Inside, it wasn’t unlike the radical queer spaces I’ve visited in Britain or the Balkans – there were posters and pamphlets with slogans, some familiar in English but most in Russian. (Or so I assumed: I can’t read Cyrillic, which Kyrgyz also uses, but the native tongue is not widely spoken outside official circles.) Ten people listened patiently as Syinat explained in both languages that I was a transgender writer from London: “she wants to talk about the propaganda law but she’s happy to answer questions.” Gulnara, a lively 19-year-old trans woman in jeans and a sequinned top, spoke first – in Russian, so I looked to Syinat for translation.

“She asked how she can get asylum in Britain.”

I paused, stunned. Then I said that it was difficult, but not impossible, as discrimination against gender identity or sexuality could be grounds for asylum, and that I’d send more information when I got home. Then she asked about getting sex reassignment surgery on Britain’s National Health Service as she thought she’d need it to change her documents, and it is prohibitively expensive in Kyrgyzstan. “It took me three years, starting in 2009,” I said, “and it’s harder now: the government wants to abolish the NHS, which they’ll start by charging non-EU nationals to use it, and scrapping unpopular treatments.”

Gulnara asked if she’d be socially accepted in Britain. “You’re a Russian-speaking, transgender asylum seeker from a Muslim country”, I replied. “I think you’d find it tough.” I watched her face drop as Syinat (who studied in York and worked for the British Embassy in Bishkek) translated, adding details about the British media’s anti-asylum rhetoric and the related rise of the ultra-conservative, anti-immigrant UK Independence Party. Crestfallen, Gulnara said she’d been told that Britain was very liberal – was it really so bad? “If you’re were white, English, middle class and prepared to play the Conservative Party’s game, then it’s not impossible” to be LGB or T (more than Q or I), I suggested, but otherwise, dealing with family, employers or public services could be a struggle.

I asked about the propaganda law. Uzalia, who like the other trans woman in the room had been disowned by her family, told me she’d leave Kyrgyzstan if it passed; another woman said she thought she’d be alright but worried for her friends, at Labrys and the Feminist Collective, both of which the Kyrgyz parliament has talked about shutting down. Then we talked a little more optimistically – they asked about my transition and surgery and I gladly said it had gone well, socially and physically, promising to keep in touch after I returned to London, saddened by their circumstances but touched by their intelligence, solidarity and irrepressible humour.

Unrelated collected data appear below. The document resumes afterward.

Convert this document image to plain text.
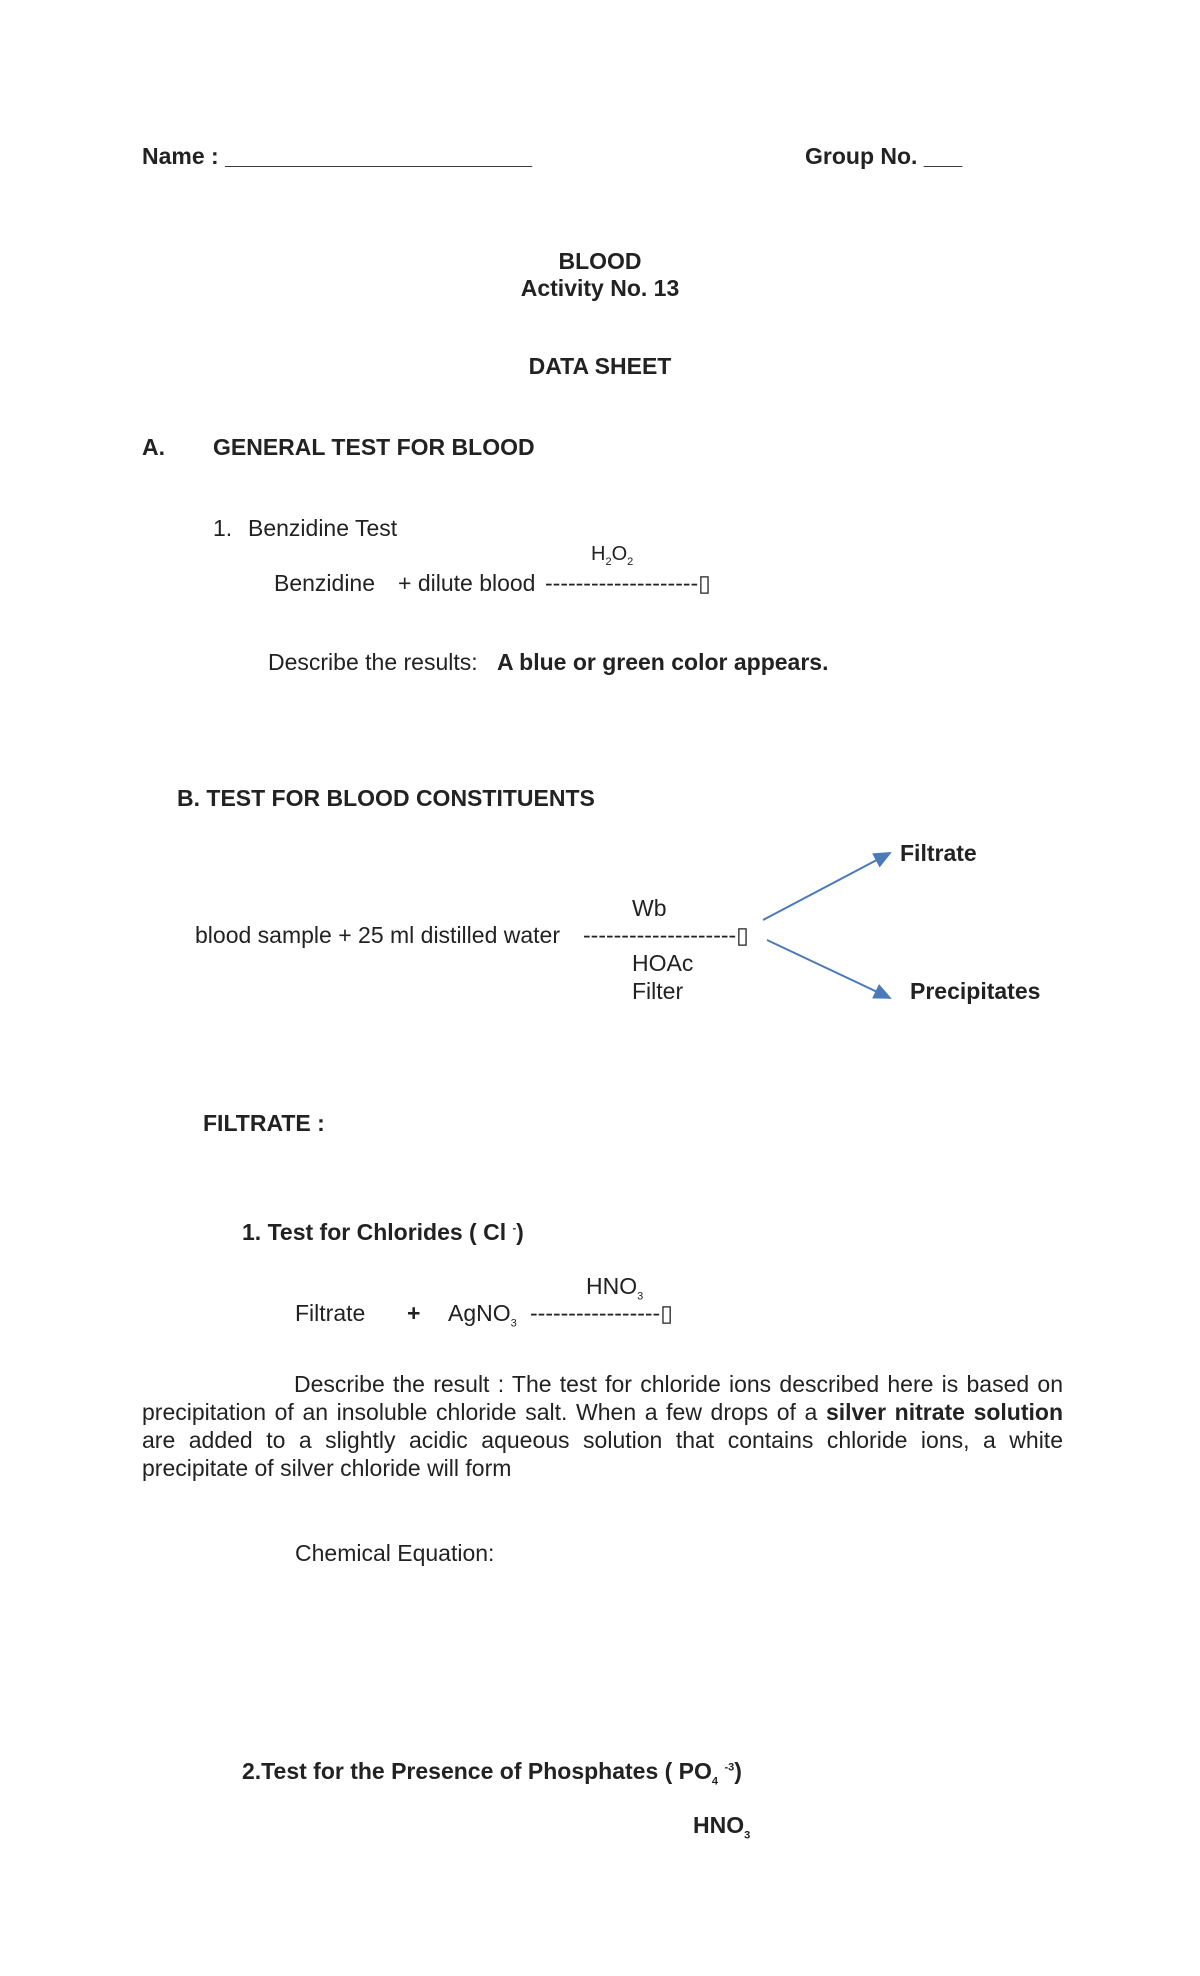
Name : ________________________	Group No. ___
BLOOD
Activity No. 13
DATA SHEET
A. GENERAL TEST FOR BLOOD
1. Benzidine Test
$H_2O_2$
Benzidine + dilute blood --------------------▯
Describe the results: A blue or green color appears.
B. TEST FOR BLOOD CONSTITUENTS
Filtrate
Wb
blood sample + 25 ml distilled water --------------------▯
HOAc
Filter	Precipitates
FILTRATE :
1. Test for Chlorides ( Cl -)
$HNO_3$
Filtrate + AgNO$_3$ -----------------▯
Describe the result : The test for chloride ions described here is based on precipitation of an insoluble chloride salt. When a few drops of a silver nitrate solution are added to a slightly acidic aqueous solution that contains chloride ions, a white precipitate of silver chloride will form
Chemical Equation:
2.Test for the Presence of Phosphates ( $PO_4$ $^{-3}$)
$HNO_3$
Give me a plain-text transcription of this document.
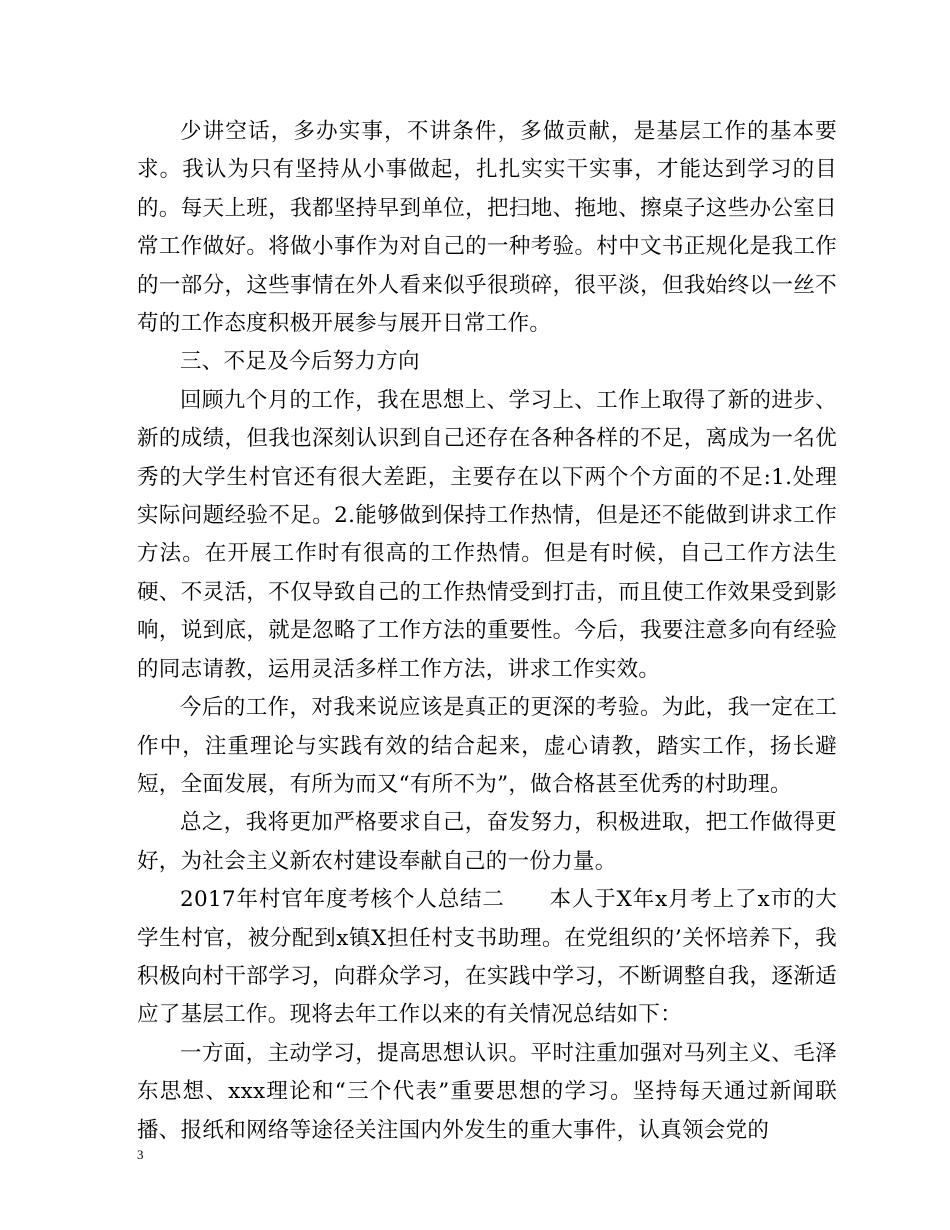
少讲空话，多办实事，不讲条件，多做贡献，是基层工作的基本要求。我认为只有坚持从小事做起，扎扎实实干实事，才能达到学习的目的。每天上班，我都坚持早到单位，把扫地、拖地、擦桌子这些办公室日常工作做好。将做小事作为对自己的一种考验。村中文书正规化是我工作的一部分，这些事情在外人看来似乎很琐碎，很平淡，但我始终以一丝不苟的工作态度积极开展参与展开日常工作。

三、不足及今后努力方向

回顾九个月的工作，我在思想上、学习上、工作上取得了新的进步、新的成绩，但我也深刻认识到自己还存在各种各样的不足，离成为一名优秀的大学生村官还有很大差距，主要存在以下两个个方面的不足:1.处理实际问题经验不足。2.能够做到保持工作热情，但是还不能做到讲求工作方法。在开展工作时有很高的工作热情。但是有时候，自己工作方法生硬、不灵活，不仅导致自己的工作热情受到打击，而且使工作效果受到影响，说到底，就是忽略了工作方法的重要性。今后，我要注意多向有经验的同志请教，运用灵活多样工作方法，讲求工作实效。

今后的工作，对我来说应该是真正的更深的考验。为此，我一定在工作中，注重理论与实践有效的结合起来，虚心请教，踏实工作，扬长避短，全面发展，有所为而又“有所不为”，做合格甚至优秀的村助理。

总之，我将更加严格要求自己，奋发努力，积极进取，把工作做得更好，为社会主义新农村建设奉献自己的一份力量。

2017年村官年度考核个人总结二　　本人于X年x月考上了x市的大学生村官，被分配到x镇X担任村支书助理。在党组织的’关怀培养下，我积极向村干部学习，向群众学习，在实践中学习，不断调整自我，逐渐适应了基层工作。现将去年工作以来的有关情况总结如下：

一方面，主动学习，提高思想认识。平时注重加强对马列主义、毛泽东思想、xxx理论和“三个代表”重要思想的学习。坚持每天通过新闻联播、报纸和网络等途径关注国内外发生的重大事件，认真领会党的

3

The climate is getting worse, they tell me now: one MP criticised the bill and got called ‘gay’ by other politicians, despite his ‘traditional’ family, and the community have no other support. The media portray gender and sexual diversity as alien to Kyrgyzstan, despite the evidence at Labrys, and the bill is being introduced with a copy of Russia’s Foreign Agents legislation, banning organisations from receiving any external donations. Lesbians and trans men already face correctively rape, with gay men and trans women often beaten and sometimes killed – the ambiguously worded propaganda law will censor journalists and enable the police to blackmail people, with the accompanying one making human rights groups reluctant to back them.

Their main hope is that President Atambayev will decline to pass the law, which may not stop it but will allow them to challenge it in the Supreme Court. However, the bill passed its first reading by 79 votes to seven, and Atambayev is firmly aligned with Vladimir Putin – any action needs to be taken in dialogue with the activists in Kyrgyzstan, to avoid making their situation any worse, but clearly, the time has come for international support.